Last month (2/23), I shared a story about media bias and fake news.
Now comes another story ... this time in the USA Today edition within the Fort Myers News-Press ... headlined College degrees elude charter students. [By the way, the online version at this link changed the headline that was in our local paper.]
Why does this story illustrate media bias?Because, using the information contained in this story, I could write a news piece leading to a headline just the opposite. My lead could be “Statistics show that low income graduates of charter schools graduate from college 2.55 times more frequently than graduates of public schools.”

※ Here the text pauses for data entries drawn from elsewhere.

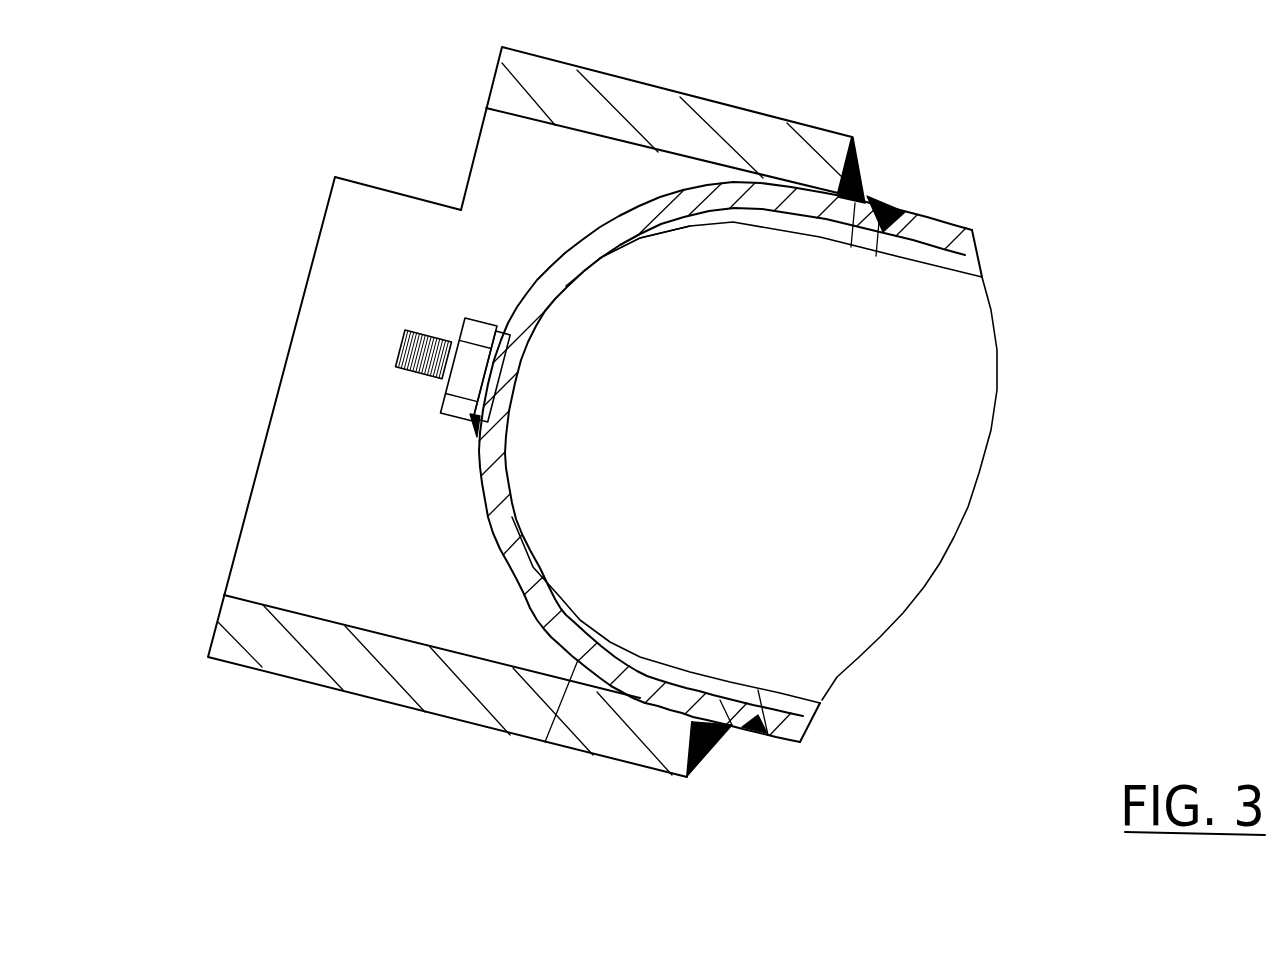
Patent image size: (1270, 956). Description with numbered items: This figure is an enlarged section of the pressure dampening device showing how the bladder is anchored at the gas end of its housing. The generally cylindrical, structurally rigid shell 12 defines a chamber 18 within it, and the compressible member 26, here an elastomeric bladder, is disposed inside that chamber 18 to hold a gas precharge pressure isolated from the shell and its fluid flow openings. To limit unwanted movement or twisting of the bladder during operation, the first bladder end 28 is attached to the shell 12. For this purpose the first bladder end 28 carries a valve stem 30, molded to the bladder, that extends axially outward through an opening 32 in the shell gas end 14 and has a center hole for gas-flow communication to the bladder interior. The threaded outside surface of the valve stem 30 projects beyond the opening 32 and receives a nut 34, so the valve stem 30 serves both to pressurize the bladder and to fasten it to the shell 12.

The housing body or shell 12 is at (938, 232).
The gas end 14 is at (503, 525).
The chamber 18 is at (740, 683).
The compressible member 26 is at (766, 475).
The first bladder end 28 is at (543, 328).
The valve stem 30 is at (403, 375).
The opening 32 is at (508, 392).
The nut 34 is at (461, 390).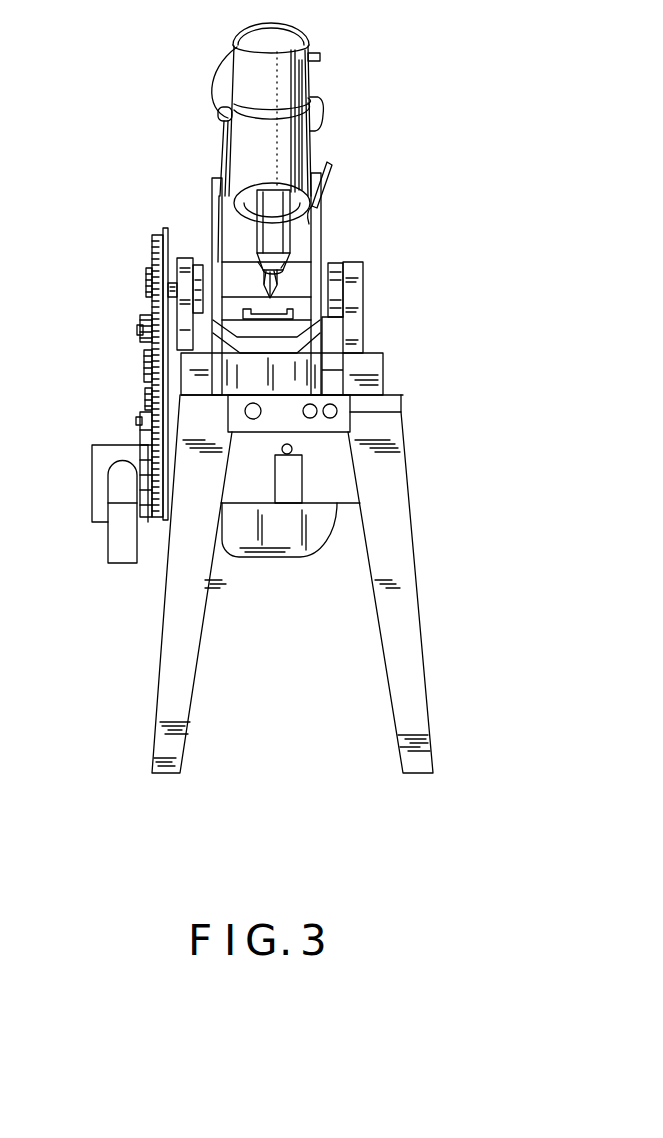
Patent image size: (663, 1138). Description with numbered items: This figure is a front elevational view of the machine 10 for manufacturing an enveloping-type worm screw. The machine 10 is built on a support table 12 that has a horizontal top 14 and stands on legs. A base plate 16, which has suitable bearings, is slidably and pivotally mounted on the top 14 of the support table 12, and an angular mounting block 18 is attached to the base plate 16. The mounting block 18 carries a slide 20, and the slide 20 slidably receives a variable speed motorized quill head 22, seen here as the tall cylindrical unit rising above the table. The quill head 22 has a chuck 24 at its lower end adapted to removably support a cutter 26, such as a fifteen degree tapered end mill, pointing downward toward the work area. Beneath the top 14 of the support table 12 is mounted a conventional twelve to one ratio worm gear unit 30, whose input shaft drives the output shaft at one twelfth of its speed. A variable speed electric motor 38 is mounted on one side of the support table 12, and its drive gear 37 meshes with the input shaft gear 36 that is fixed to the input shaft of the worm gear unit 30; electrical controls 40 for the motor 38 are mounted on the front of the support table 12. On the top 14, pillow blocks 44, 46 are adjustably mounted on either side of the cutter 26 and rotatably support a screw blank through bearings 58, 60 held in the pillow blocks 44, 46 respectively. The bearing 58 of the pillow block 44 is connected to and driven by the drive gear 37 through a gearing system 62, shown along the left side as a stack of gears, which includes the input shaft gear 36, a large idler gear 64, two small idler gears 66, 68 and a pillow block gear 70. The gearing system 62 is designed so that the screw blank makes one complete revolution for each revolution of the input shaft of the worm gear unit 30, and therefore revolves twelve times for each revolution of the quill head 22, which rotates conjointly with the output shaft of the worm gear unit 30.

The machine 10 is at (320, 37).
The support table 12 is at (410, 460).
The horizontal top 14 is at (401, 400).
The base plate 16 is at (343, 372).
The angular mounting block 18 is at (321, 216).
The slide 20 is at (290, 316).
The variable speed motorized quill head 22 is at (216, 258).
The chuck 24 is at (283, 280).
The cutter 26 is at (283, 290).
The worm gear unit 30 is at (250, 557).
The input shaft gear 36 is at (152, 450).
The drive gear 37 is at (145, 470).
The variable speed electric motor 38 is at (113, 550).
The electrical controls 40 is at (282, 474).
The pillow block 44 is at (187, 258).
The pillow block 46 is at (364, 262).
The bearing 58 is at (198, 262).
The bearing 60 is at (335, 262).
The gearing system 62 is at (134, 268).
The large idler gear 64 is at (152, 357).
The small idler gear 66 is at (150, 410).
The small idler gear 68 is at (146, 316).
The pillow block gear 70 is at (153, 242).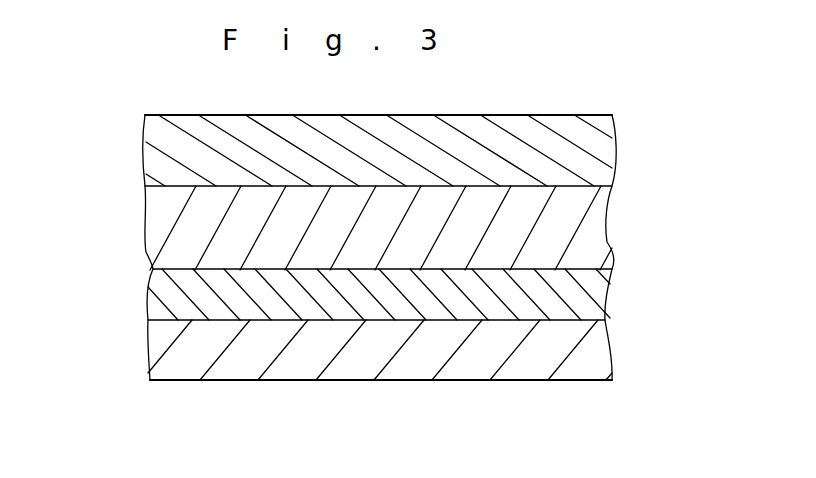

Let’s look at the USA Today story as printed:
- “Like many charter school networks, the Los Angeles-based Alliance College-Ready Public Schools boast eye-popping statistics: 95% of their low-income students graduate from high school and go on to college. Virtually all qualify to attend California state universities.
- “Its name notwithstanding, the network’s own statistics suggest that few Alliance alumni are actually ready for the realities — academic, social and financial — of college. The vast majority drop out. In all, more than three-fourths of Alliance alumni don’t earn a four-year college degree in the six years after they finish high school.
- “Statistics for charter schools as a whole are hard to come by, but the best estimate puts charters’ college persistence rates at around 23%.
- “To be fair, the rate overall for low-income students – the kind of students typically served by charters – is even worse: just 9%. For low-income, high-minority urban public schools, most comparable to charters, the rate is 15%.”
Here’s more from the USA Today story:
- “In many ways, the college-persistence problem is not just a charter school problem, but one that afflicts low-income students more generally. In 2013, the Pell Institute for the Study of Opportunity in Higher Education, a Washington, D.C.-based research group, found that students from the USA’s lowest-income families were about one-eighth as likely as the wealthiest students to have a bachelor’s degree by age 24. For the wealthiest, the rate was 77%. For the poorest? Just 9%.
- “The 9% figure is ‘just epically disappointing,’ said Katie Duffy, Democracy Prep’s CEO. ‘A high school diploma is just not going to get our kids to the point where they can have resources and live that life of civic engagement.’”
But, the USA Today headline gives readers a far different viewpoint ... one suggesting that charter school students fail more frequently.
Based on the facts within this story, the headline could have said “Charter school graduates graduate college more than twice as often as public school graduates.”
Is this bias intentional or accidental? As someone who began his career as a reporter and who has worked with the media for decades, I don’t know.
This media bias ... where the media seeks a story that fits their point of view ... is not new and not focused just on President Trump or conservatives.
During a 100-plus degree day in St. Louis in 1980, I received a call from a reporter at the local ABC television station.
“We’re doing a story on the drought. Could you give me names and phone numbers of some local farmers that I can interview?”
After giving her five names, I said, “If you can’t reach any of them, call me back and I’ll get you some more.”
Well, about an hour later she called to ask for more names. I asked, “You couldn’t reach any of them?
“Oh, I did,” she said. “But, the drought has not impacted any of them. I suggested to my news editor that we do a story that the Midwestern drought has not yet hit the St. Louis area.”
But, she said, the news editor responded, “We want a drought story, see if you can find some farmers further west in Missouri that have been hit by the drought.”
So I gave her names of farmers and numbers in Central Missouri. The station flew a helicopter with the reporter and her crew about a 100 miles west and that evening aired a story about the drought impacting Missouri farmers ... with no mention that the drought had not yet reached St. Louis area farmers.
That, folks, is media bias.
A pre-determined decision on the focus of the news story and an intentional action to find the story they want ... even if it doesn’t totally fit reality.
So, as you consume the news, be aware that – regardless of politics – nearly all “news” stories have some bias built in.